Every night I do a guided meditation by listening to my guru’s voice: “Breathe in… hold… breathe out slowly… let go of stress.” But I cannot meditate anymore these days, as I hear George Floyd’s voice: “I can’t breathe.” I see a community which has been oppressed for long. I see faces of black youth who are looked down upon as criminals by the “racist” police or “racist” Americans. I see a failed education system and I see a failed criminal justice reform system. I cannot focus on “breathe in” and “breathe out” anymore.

Since the last few days, like every person, I am furious too. Seeing injustice in action on our streets and attempts to reckon with the violent and vile racism is on display. Every sensible person can feel the trauma and the pain that “people of colour” experience in the form of system racism and injustice in this country, like the horrifying killing of George Floyd in broad daylight by a police officer.

As an Indo-American, I strongly stand with Black Americans and join hands in fighting injustice and racism. We are committed in supporting the Black community, raising their voices and following examples of the Black movement leaders to eradicate systems of White supremacy and bringing equality for all races — Brown, Black, White, others — so that all Americans can breathe freely. Our activism and advocacy must be rooted in the fight for racial justice. Black lives matter all the time. Not just when someone is killed. Not just when it’s convenient. Not just when it’s a trend. We need to be vehemently anti-racist 24×7 and confront injustice every time we witness it.

Thousands of people in cities across the country attended protests over the past week after George Floyd’s murder. For people like him, Breonna Taylor, Ahmaud Arbery, Tony McDade, Eric Garner, Philando Castile, Sandra Bland, Botham Jean, Tamir Rice, Atatania Jefferson, etc, who have been victims of senseless, preventable police violence, we demand change, protection, safety and justice for Black lives.

Today, Mahatma Gandhi and Martin Luther King’s message is very relevant to people who are involved in looting, violence and destruction. Gandhi said, “An eye for an eye will only make the whole world blind.” Protesting against murder is right and necessary. It’s an utterly human response. At the same time, burning down small businesses, looting stores and needless destruction of communities are acts which no one should be supporting or carrying out in name of protests. As Vice-President Joe Biden said, “The act of protesting should never be allowed to overshadow the reason we protest. It should not drive people away from the just cause that protest is meant to advance.”

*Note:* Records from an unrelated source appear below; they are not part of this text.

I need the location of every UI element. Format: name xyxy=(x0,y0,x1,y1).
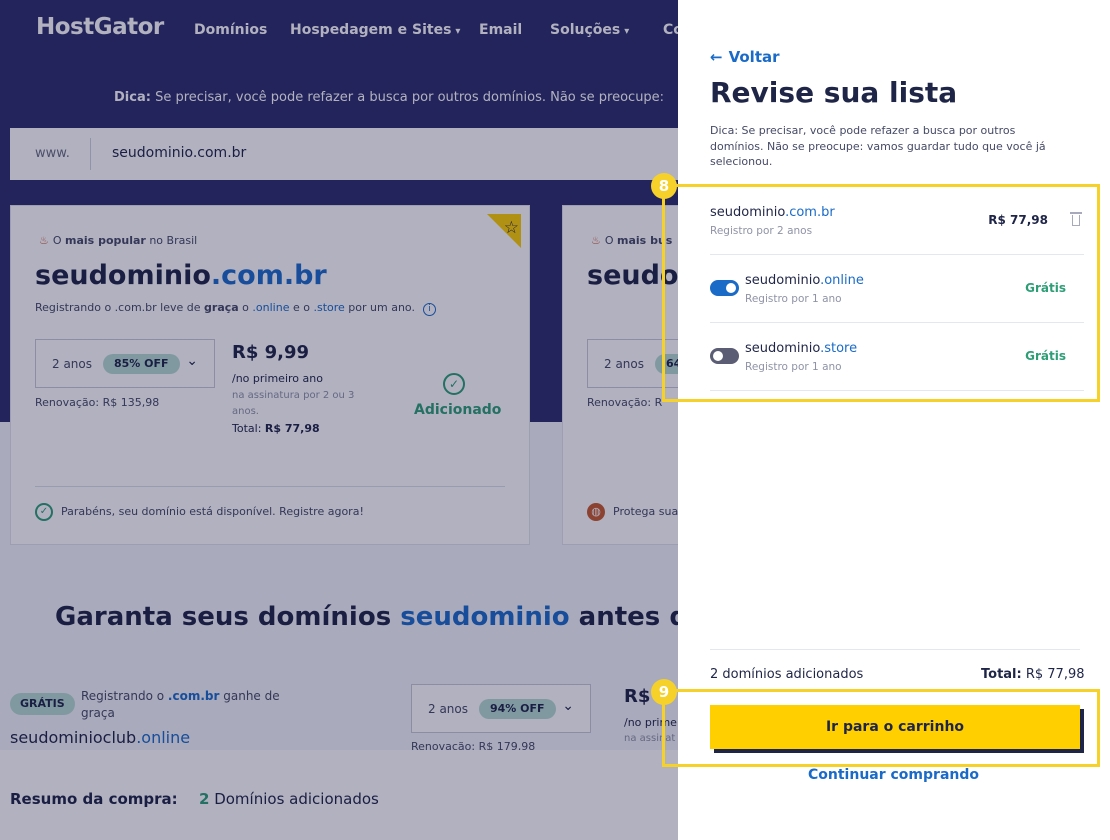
back-link[interactable]: ← Voltar xyxy=(710,48,780,66)
step-badge: 9 xyxy=(651,679,677,705)
drawer-title: Revise sua lista xyxy=(710,76,958,109)
domains-count: 2 domínios adicionados xyxy=(710,667,864,682)
drawer-tip: Dica: Se precisar, você pode refazer a b… xyxy=(710,124,1046,168)
footer-divider xyxy=(710,649,1080,650)
drawer-total: Total: R$ 77,98 xyxy=(981,667,1085,682)
continue-shopping-link[interactable]: Continuar comprando xyxy=(808,767,979,783)
arrow-left-icon: ← xyxy=(710,48,723,66)
step-badge: 8 xyxy=(651,173,677,199)
highlight-cart-button xyxy=(662,689,1100,767)
highlight-domain-list xyxy=(662,184,1100,402)
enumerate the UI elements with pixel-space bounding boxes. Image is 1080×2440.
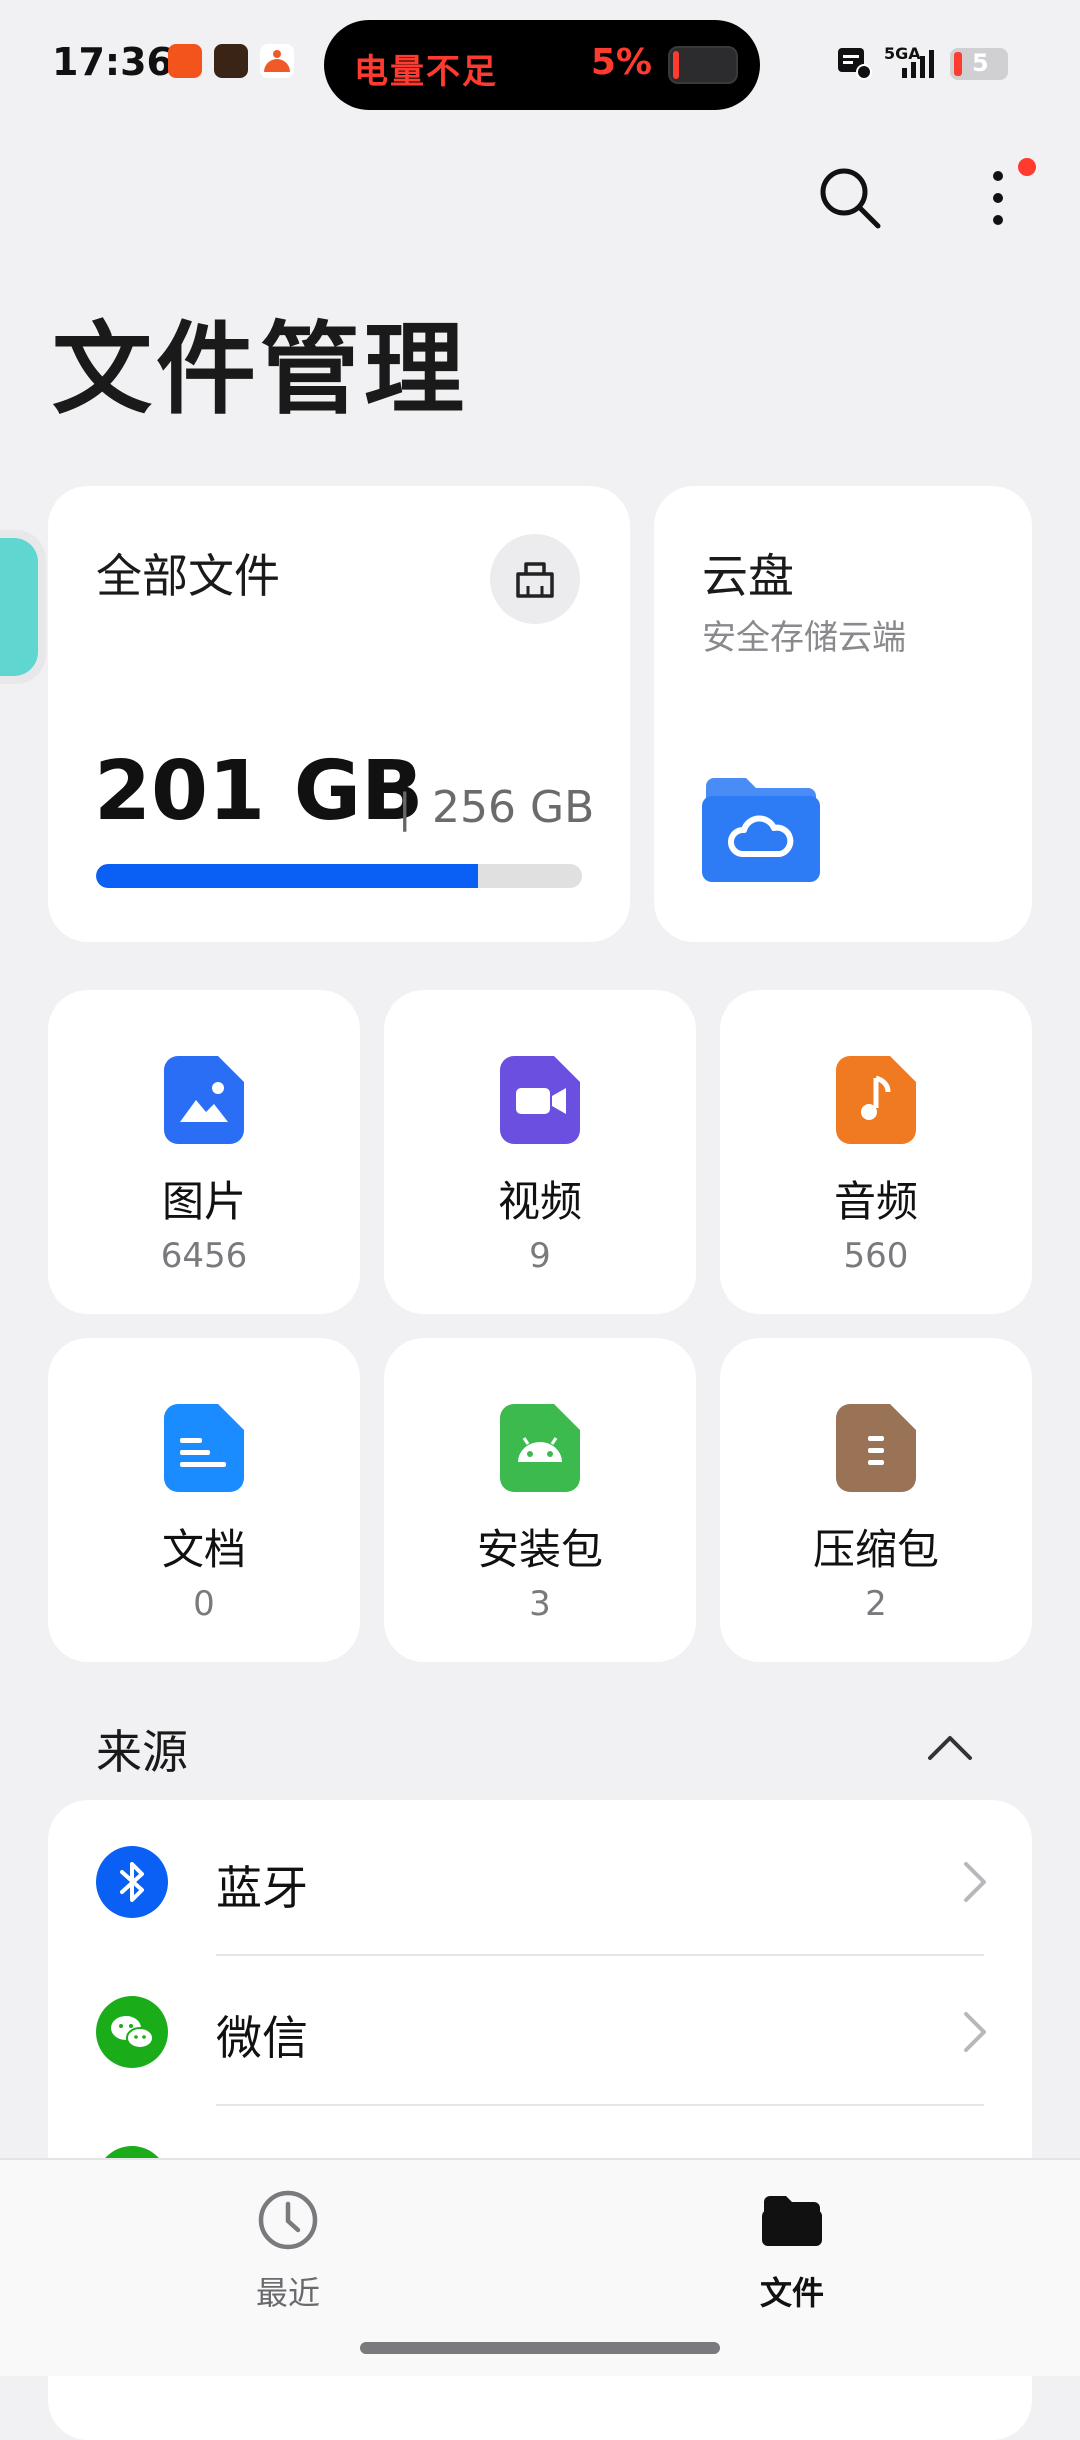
music-icon [836,1056,916,1144]
category-videos[interactable]: 视频 9 [384,990,696,1314]
chevron-right-icon [964,1862,986,1902]
source-item-bluetooth[interactable]: 蓝牙 [48,1806,1032,1956]
storage-separator: | [398,786,412,832]
status-bar: 17:36 电量不足 5% 5GA 5 [0,0,1080,120]
category-images[interactable]: 图片 6456 [48,990,360,1314]
all-files-label: 全部文件 [96,549,280,603]
signal-icon [902,50,934,78]
notification-dot [1018,158,1036,176]
broom-icon [516,562,554,598]
category-count: 560 [843,1236,909,1276]
category-label: 文档 [161,1525,246,1574]
search-button[interactable] [812,160,888,236]
battery-level-text: 5 [972,49,989,77]
battery-percent: 5% [590,42,652,83]
category-label: 视频 [497,1177,582,1226]
low-battery-text: 电量不足 [354,52,498,92]
floating-side-tab[interactable] [0,530,46,684]
cloud-title: 云盘 [702,549,794,603]
category-count: 2 [865,1584,887,1624]
image-icon [164,1056,244,1144]
source-label: 蓝牙 [216,1861,308,1915]
collapse-sources-button[interactable] [920,1722,980,1772]
storage-progress-bar [96,864,582,888]
status-time: 17:36 [52,40,173,84]
page-title: 文件管理 [52,311,468,428]
taobao-app-icon [168,44,202,78]
battery-level-bar [954,52,962,76]
category-count: 9 [529,1236,551,1276]
source-item-wechat[interactable]: 微信 [48,1956,1032,2106]
category-apk[interactable]: 安装包 3 [384,1338,696,1662]
app-notification-icon [214,44,248,78]
category-label: 音频 [833,1177,918,1226]
chevron-up-icon [928,1736,972,1760]
storage-used-value: 201 GB [94,744,424,839]
chevron-right-icon [964,2012,986,2052]
nav-label: 文件 [759,2274,824,2312]
category-documents[interactable]: 文档 0 [48,1338,360,1662]
cloud-folder-icon [702,778,820,882]
battery-low-icon [668,46,738,84]
storage-total-value: 256 GB [432,782,595,833]
floating-tab-handle [0,538,38,676]
category-archives[interactable]: 压缩包 2 [720,1338,1032,1662]
all-files-card[interactable]: 全部文件 201 GB | 256 GB [48,486,630,942]
source-label: 微信 [216,2011,308,2065]
cloud-drive-card[interactable]: 云盘 安全存储云端 [654,486,1032,942]
clean-storage-button[interactable] [490,534,580,624]
cloud-subtitle: 安全存储云端 [702,618,906,658]
search-icon [820,168,881,229]
home-indicator[interactable] [360,2342,720,2354]
low-battery-alert[interactable]: 电量不足 5% [324,20,760,110]
clock-icon [258,2190,318,2250]
app-notification-icon [260,44,294,78]
category-count: 0 [193,1584,215,1624]
nav-files[interactable]: 文件 [692,2188,892,2328]
category-audio[interactable]: 音频 560 [720,990,1032,1314]
category-count: 3 [529,1584,551,1624]
bluetooth-icon [96,1846,168,1918]
category-label: 压缩包 [812,1525,939,1574]
document-icon [164,1404,244,1492]
video-icon [500,1056,580,1144]
nav-recent[interactable]: 最近 [188,2188,388,2328]
category-label: 图片 [161,1177,246,1226]
category-label: 安装包 [476,1525,603,1574]
storage-progress-fill [96,864,478,888]
archive-icon [836,1404,916,1492]
nav-label: 最近 [255,2274,320,2312]
message-icon [838,48,872,80]
battery-icon: 5 [950,48,1008,80]
android-icon [500,1404,580,1492]
sources-header: 来源 [96,1725,188,1779]
category-count: 6456 [160,1236,248,1276]
wechat-icon [96,1996,168,2068]
folder-icon [762,2196,822,2246]
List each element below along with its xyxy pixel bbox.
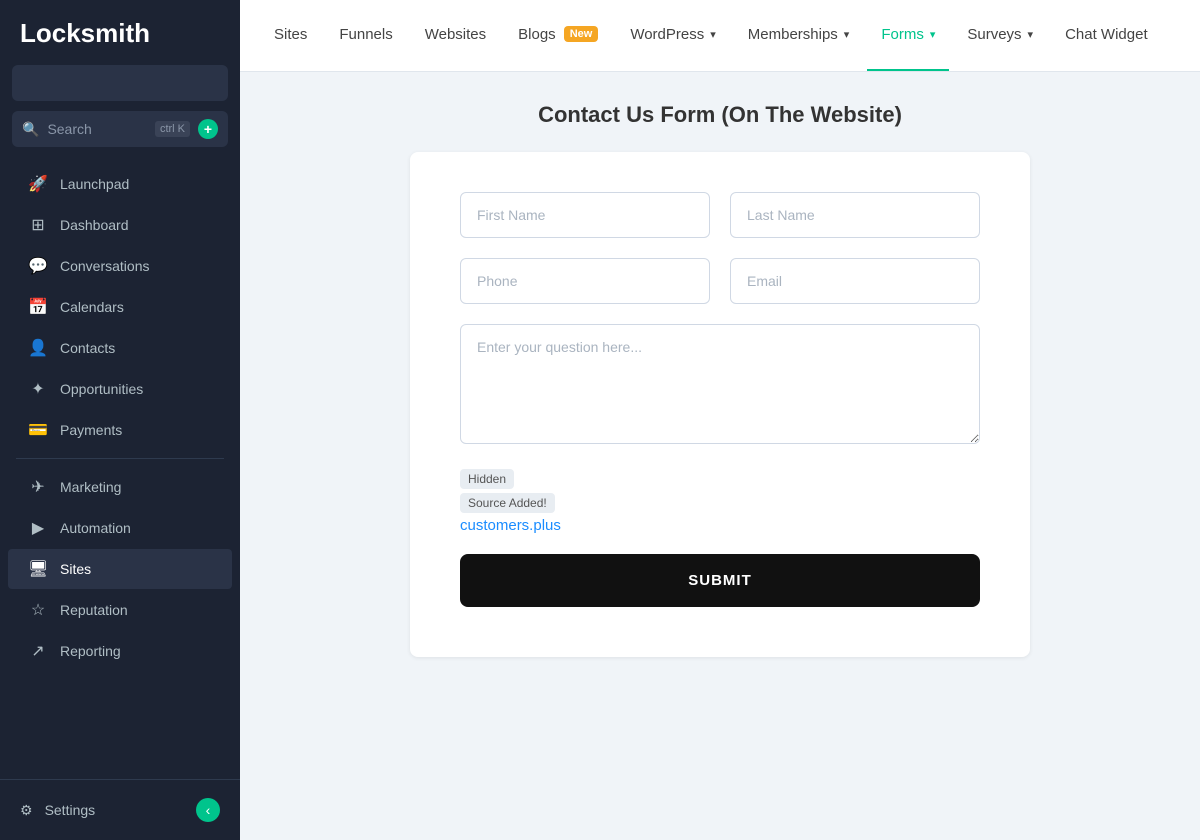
tab-memberships[interactable]: Memberships ▾	[734, 0, 864, 72]
main-content: Sites Funnels Websites Blogs New WordPre…	[240, 0, 1200, 840]
content-area: Contact Us Form (On The Website)	[240, 72, 1200, 840]
top-nav: Sites Funnels Websites Blogs New WordPre…	[240, 0, 1200, 72]
sidebar-item-automation[interactable]: ▶ Automation	[8, 508, 232, 548]
surveys-chevron-icon: ▾	[1028, 28, 1034, 41]
name-row	[460, 192, 980, 238]
launchpad-icon: 🚀	[28, 174, 48, 194]
settings-left: ⚙ Settings	[20, 802, 95, 819]
sidebar-item-marketing[interactable]: ✈ Marketing	[8, 467, 232, 507]
tab-surveys[interactable]: Surveys ▾	[953, 0, 1047, 72]
sidebar-item-label: Opportunities	[60, 381, 143, 397]
sidebar-item-label: Payments	[60, 422, 122, 438]
wordpress-chevron-icon: ▾	[710, 28, 716, 41]
calendars-icon: 📅	[28, 297, 48, 317]
sidebar-item-sites[interactable]: 🖥 Sites	[8, 549, 232, 589]
question-row	[460, 324, 980, 449]
blogs-new-badge: New	[564, 26, 599, 42]
sidebar-item-label: Calendars	[60, 299, 124, 315]
first-name-input[interactable]	[460, 192, 710, 238]
search-kbd: ctrl K	[155, 121, 190, 137]
sidebar-nav: 🚀 Launchpad ⊞ Dashboard 💬 Conversations …	[0, 163, 240, 672]
first-name-field	[460, 192, 710, 238]
sidebar-item-label: Marketing	[60, 479, 121, 495]
tab-sites[interactable]: Sites	[260, 0, 321, 72]
sidebar-item-label: Contacts	[60, 340, 115, 356]
app-title: Locksmith	[0, 0, 240, 65]
memberships-chevron-icon: ▾	[844, 28, 850, 41]
sidebar: Locksmith 🔍 Search ctrl K + 🚀 Launchpad …	[0, 0, 240, 840]
sidebar-item-dashboard[interactable]: ⊞ Dashboard	[8, 205, 232, 245]
tab-memberships-label: Memberships	[748, 26, 838, 43]
tab-chat-widget[interactable]: Chat Widget	[1051, 0, 1162, 72]
sidebar-item-opportunities[interactable]: ✦ Opportunities	[8, 369, 232, 409]
sidebar-item-label: Launchpad	[60, 176, 129, 192]
tab-blogs-label: Blogs	[518, 26, 556, 43]
forms-chevron-icon: ▾	[930, 28, 936, 41]
tab-funnels[interactable]: Funnels	[325, 0, 406, 72]
search-label: Search	[47, 121, 147, 137]
settings-row[interactable]: ⚙ Settings ‹	[0, 788, 240, 832]
source-value: customers.plus	[460, 517, 980, 534]
automation-icon: ▶	[28, 518, 48, 538]
last-name-input[interactable]	[730, 192, 980, 238]
phone-field	[460, 258, 710, 304]
sidebar-item-label: Sites	[60, 561, 91, 577]
last-name-field	[730, 192, 980, 238]
payments-icon: 💳	[28, 420, 48, 440]
settings-label: Settings	[45, 802, 96, 818]
tab-blogs[interactable]: Blogs New	[504, 0, 612, 72]
hidden-badge: Hidden	[460, 469, 514, 489]
tab-websites-label: Websites	[425, 26, 486, 43]
question-textarea[interactable]	[460, 324, 980, 444]
nav-divider	[16, 458, 224, 459]
email-field	[730, 258, 980, 304]
reporting-icon: ↗	[28, 641, 48, 661]
add-button[interactable]: +	[198, 119, 218, 139]
settings-icon: ⚙	[20, 802, 33, 819]
contacts-icon: 👤	[28, 338, 48, 358]
search-icon: 🔍	[22, 121, 39, 138]
form-container: Hidden Source Added! customers.plus SUBM…	[410, 152, 1030, 657]
contact-row	[460, 258, 980, 304]
sites-icon: 🖥	[28, 559, 48, 579]
green-circle-button[interactable]: ‹	[196, 798, 220, 822]
opportunities-icon: ✦	[28, 379, 48, 399]
sidebar-item-label: Reputation	[60, 602, 128, 618]
sidebar-item-conversations[interactable]: 💬 Conversations	[8, 246, 232, 286]
sidebar-item-reputation[interactable]: ☆ Reputation	[8, 590, 232, 630]
marketing-icon: ✈	[28, 477, 48, 497]
hidden-section: Hidden Source Added! customers.plus	[460, 469, 980, 534]
sidebar-item-label: Conversations	[60, 258, 150, 274]
email-input[interactable]	[730, 258, 980, 304]
submit-button[interactable]: SUBMIT	[460, 554, 980, 607]
tab-forms[interactable]: Forms ▾	[867, 0, 949, 72]
page-title: Contact Us Form (On The Website)	[280, 102, 1160, 128]
tab-funnels-label: Funnels	[339, 26, 392, 43]
sidebar-item-contacts[interactable]: 👤 Contacts	[8, 328, 232, 368]
source-added-badge: Source Added!	[460, 493, 555, 513]
tab-chat-widget-label: Chat Widget	[1065, 26, 1148, 43]
sidebar-item-payments[interactable]: 💳 Payments	[8, 410, 232, 450]
tab-forms-label: Forms	[881, 26, 924, 43]
sidebar-bottom: ⚙ Settings ‹	[0, 779, 240, 840]
phone-input[interactable]	[460, 258, 710, 304]
dashboard-icon: ⊞	[28, 215, 48, 235]
tab-sites-label: Sites	[274, 26, 307, 43]
sidebar-item-label: Dashboard	[60, 217, 129, 233]
sidebar-item-reporting[interactable]: ↗ Reporting	[8, 631, 232, 671]
conversations-icon: 💬	[28, 256, 48, 276]
tab-wordpress-label: WordPress	[630, 26, 704, 43]
sidebar-item-label: Automation	[60, 520, 131, 536]
question-field	[460, 324, 980, 449]
sidebar-item-launchpad[interactable]: 🚀 Launchpad	[8, 164, 232, 204]
tab-websites[interactable]: Websites	[411, 0, 500, 72]
sidebar-item-label: Reporting	[60, 643, 121, 659]
tab-wordpress[interactable]: WordPress ▾	[616, 0, 729, 72]
reputation-icon: ☆	[28, 600, 48, 620]
sidebar-item-calendars[interactable]: 📅 Calendars	[8, 287, 232, 327]
account-bar[interactable]	[12, 65, 228, 101]
search-bar[interactable]: 🔍 Search ctrl K +	[12, 111, 228, 147]
tab-surveys-label: Surveys	[967, 26, 1021, 43]
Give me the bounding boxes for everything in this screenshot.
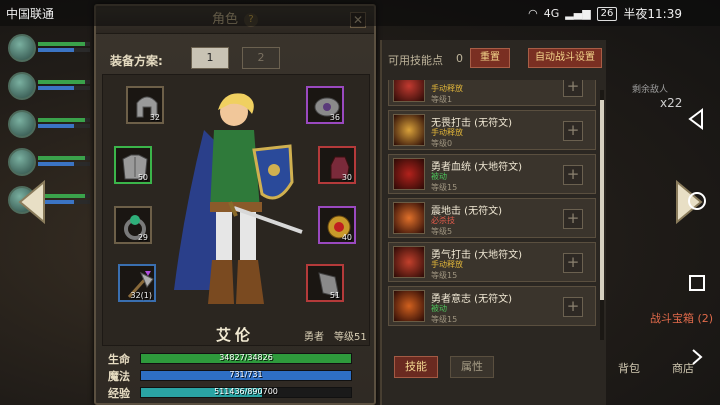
exp-label: 经验 <box>108 387 130 400</box>
character-panel: 角色? ✕ 装备方案: 1 2 32 36 50 30 29 40 32(1) … <box>94 4 376 405</box>
scheme-1-button[interactable]: 1 <box>191 47 229 69</box>
skill-type: 手动释放 <box>431 128 463 137</box>
skill-icon <box>393 290 425 322</box>
weapon-slot[interactable]: 32(1) <box>118 264 156 302</box>
bag-tab[interactable]: 背包 <box>618 360 640 376</box>
avatar <box>8 34 36 62</box>
avatar <box>8 148 36 176</box>
mp-value: 731/731 <box>229 370 263 379</box>
party-column <box>0 26 96 405</box>
shoulder-slot[interactable]: 36 <box>306 86 344 124</box>
skill-icon <box>393 114 425 146</box>
skill-level: 等级15 <box>431 183 458 192</box>
amulet-slot[interactable]: 40 <box>318 206 356 244</box>
skill-level: 等级15 <box>431 315 458 324</box>
exp-value: 511436/890700 <box>214 387 278 396</box>
slot-count: 50 <box>137 173 148 182</box>
skill-upgrade-button[interactable]: + <box>563 121 583 141</box>
slot-count: 30 <box>341 173 352 182</box>
slot-count: 29 <box>137 233 148 242</box>
skill-row[interactable]: 勇者血统 (大地符文) 被动 等级15 + <box>388 154 596 194</box>
skill-list: 手动释放 等级1 + 无畏打击 (无符文) 手动释放 等级0 + 勇者血统 (大… <box>388 80 596 342</box>
skill-level: 等级15 <box>431 271 458 280</box>
skill-row[interactable]: 勇气打击 (大地符文) 手动释放 等级15 + <box>388 242 596 282</box>
skill-icon <box>393 202 425 234</box>
mp-label: 魔法 <box>108 370 130 383</box>
hero-class: 勇者 <box>304 332 324 343</box>
skill-panel: 可用技能点 0 重置 自动战斗设置 手动释放 等级1 + 无畏打击 (无符文) … <box>380 40 606 405</box>
equipment-scheme-label: 装备方案: <box>110 54 163 68</box>
skill-type: 手动释放 <box>431 260 463 269</box>
skill-type: 被动 <box>431 172 447 181</box>
home-nav-icon[interactable] <box>682 186 712 216</box>
hero-name: 艾伦 <box>216 326 255 344</box>
skill-level: 等级1 <box>431 95 453 104</box>
back-nav-icon[interactable] <box>682 104 712 134</box>
tab-skills[interactable]: 技能 <box>394 356 438 378</box>
avatar <box>8 72 36 100</box>
enemies-left-count: x22 <box>660 96 683 110</box>
hp-bar: 34827/34826 <box>140 353 352 364</box>
auto-battle-settings-button[interactable]: 自动战斗设置 <box>528 48 602 68</box>
party-member[interactable] <box>8 34 90 72</box>
battle-chest-label[interactable]: 战斗宝箱 (2) <box>650 310 713 326</box>
more-nav-icon[interactable] <box>682 342 712 372</box>
slot-count: 32 <box>149 113 160 122</box>
battery-level: 26 <box>596 6 618 21</box>
clock: 半夜11:39 <box>623 7 682 21</box>
skill-upgrade-button[interactable]: + <box>563 297 583 317</box>
skill-icon <box>393 158 425 190</box>
wifi-icon: ◠ <box>528 7 538 20</box>
skill-level: 等级0 <box>431 139 453 148</box>
exp-bar: 511436/890700 <box>140 387 352 398</box>
reset-button[interactable]: 重置 <box>470 48 510 68</box>
skill-level: 等级5 <box>431 227 453 236</box>
helmet-slot[interactable]: 32 <box>126 86 164 124</box>
hp-value: 34827/34826 <box>219 353 273 362</box>
mp-bar: 731/731 <box>140 370 352 381</box>
tab-attributes[interactable]: 属性 <box>450 356 494 378</box>
hero-level: 等级51 <box>334 332 367 343</box>
carrier-name: 中国联通 <box>6 7 55 21</box>
party-member[interactable] <box>8 72 90 110</box>
network-type: 4G <box>543 7 560 20</box>
skill-row[interactable]: 无畏打击 (无符文) 手动释放 等级0 + <box>388 110 596 150</box>
hero-portrait <box>174 93 303 304</box>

America needs a healing President. America needs Biden as its President. Biden is another stunning contrast to our Commander-in-Chief, who has threatened that “when the looting starts, the shooting starts.” Biden wrote: “I know that there are people all across this country who are suffering tonight. Suffering the loss of a loved one to intolerable circumstances, like the Floyd family, or to the virus that is still gripping our nation. Suffering economic hardships, whether due to Covid-19 or entrenched inequalities in our system. And I know that a grief that dark and deep may at times feel too heavy to bear.”

“I know. And, I also know that the only way to bear it is to turn all that anguish to purpose. So tonight, I ask all of America to join me — not in denying our pain or covering it over — but using it to compel our nation across this turbulent threshold into the next phase of progress, inclusion, and opportunity for our great democracy.”

Today, protestors in the US and around the world can learn the art of protesting from Gandhi and Martin Luther King’s strategies. Both pursued a very peaceful resistance and were effective in fighting injustice. It is worth remembering what King wrote, in his Letter from a Birmingham Jail: “I have earnestly opposed violent tension, but there is a type of constructive, nonviolent tension which is necessary for growth.”

The author is a community leader, tech entrepreneur and a member of the National Finance Committee for Biden for President 2020.